Shortly before, Mimi Kodheli was publicly charged for plagiarism in her doctoral thesis "Inflation Targeting Regime: A Proposal for Albania". The student who pointed out, Vladimir Kola, put the three pages that Kodheli translated and presented as his own. In the end, Kola writes that the original work, that of Frederic S. Mishkin, is listed as a consultative literature, but not as a reference to the paragraphs received verbatim. While other authors, from whom Kodheli seems to have taken some paragraphs, are not finally listed as literature.
In the concept, the MP's action remains plagiarism, ie stealing an idea and presenting it as a personal one. I do not intend to defend him because Kodheli was grown up, responsive and aware of what he was doing at the time he wrote the thesis and when he decided not to include references to some of the speakers where he relied. As he received paragraphs from Mishkin, he also received from two other authors, which makes it even more intolerable. So there was no accidental action.

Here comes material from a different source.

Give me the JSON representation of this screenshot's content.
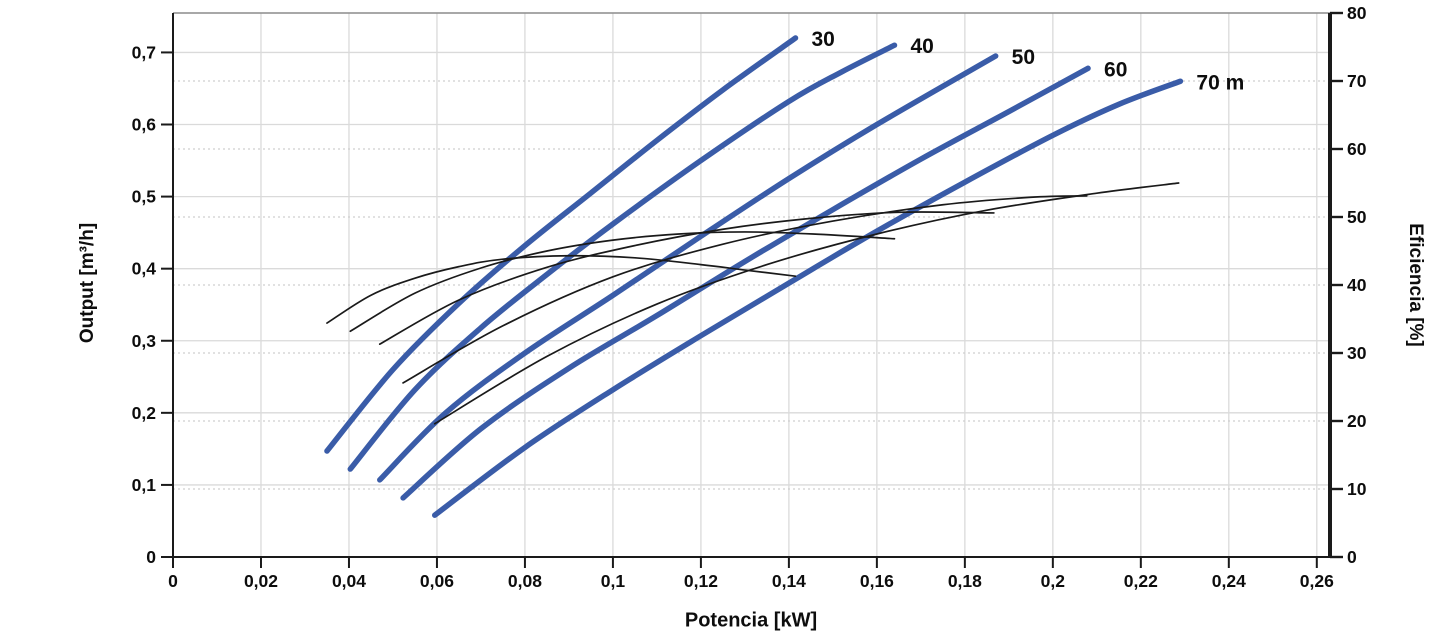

However, I can not even call it malignant plagiarism. I do not believe that Kodheli did not start with the idea of ??getting to someone else and benefiting from it. Moreover, the impact of the copying culture that exists in Albania, the lack of respect for the work of the other and the lack of merit, is notable. Since the early years of education, less good students copy from the best and nobody impresses. Although best deserves to be valued for the work of others to be punished, the knowledge is dispensed in this way unfair. Even if the good student does not tell others and does not allow him to copy, stigmatize, mocks and remains alone. Consequently, those who are copied allow this to happen, though it simply hurt and toss it down. On the other hand, copying is never seen as the least. In fact, they never feel repentance, otherwise they will not be copying.
In gymnasiums and faculties, it happens that exam theses are discovered before the exam and are distributed among students and no one is eye-catching. At no time, students do not think that what they are doing is immoral and more than their own. The purpose of an exam is to test the knowledge and if I know the questions, it does not test anything. By copying or knowing in advance the questions of an exam, the goal varies. Instead of learning and learning, students aim to go well or go. So, it's enough to get the grade and not the knowledge or skills that each grade is supposed to support.
Even in Kodel's case, the purpose justified the vehicle. It - and certainly others who did the same thing - needed a few paragraphs, so it took them because it could and because it was worth the final goal. In this case, the grade replaces the rank.
Even in the online media world, one's original work is often ignored. Almost every day we see an article taken literally from elsewhere, without quoting either the source. It is the same thing, remains plagiarism.
This accusation does not automatically undermine Kodheli's accomplishments or abilities, but mitigates the little respect people may have for him.
Yes, copying is not a shame. But it must be.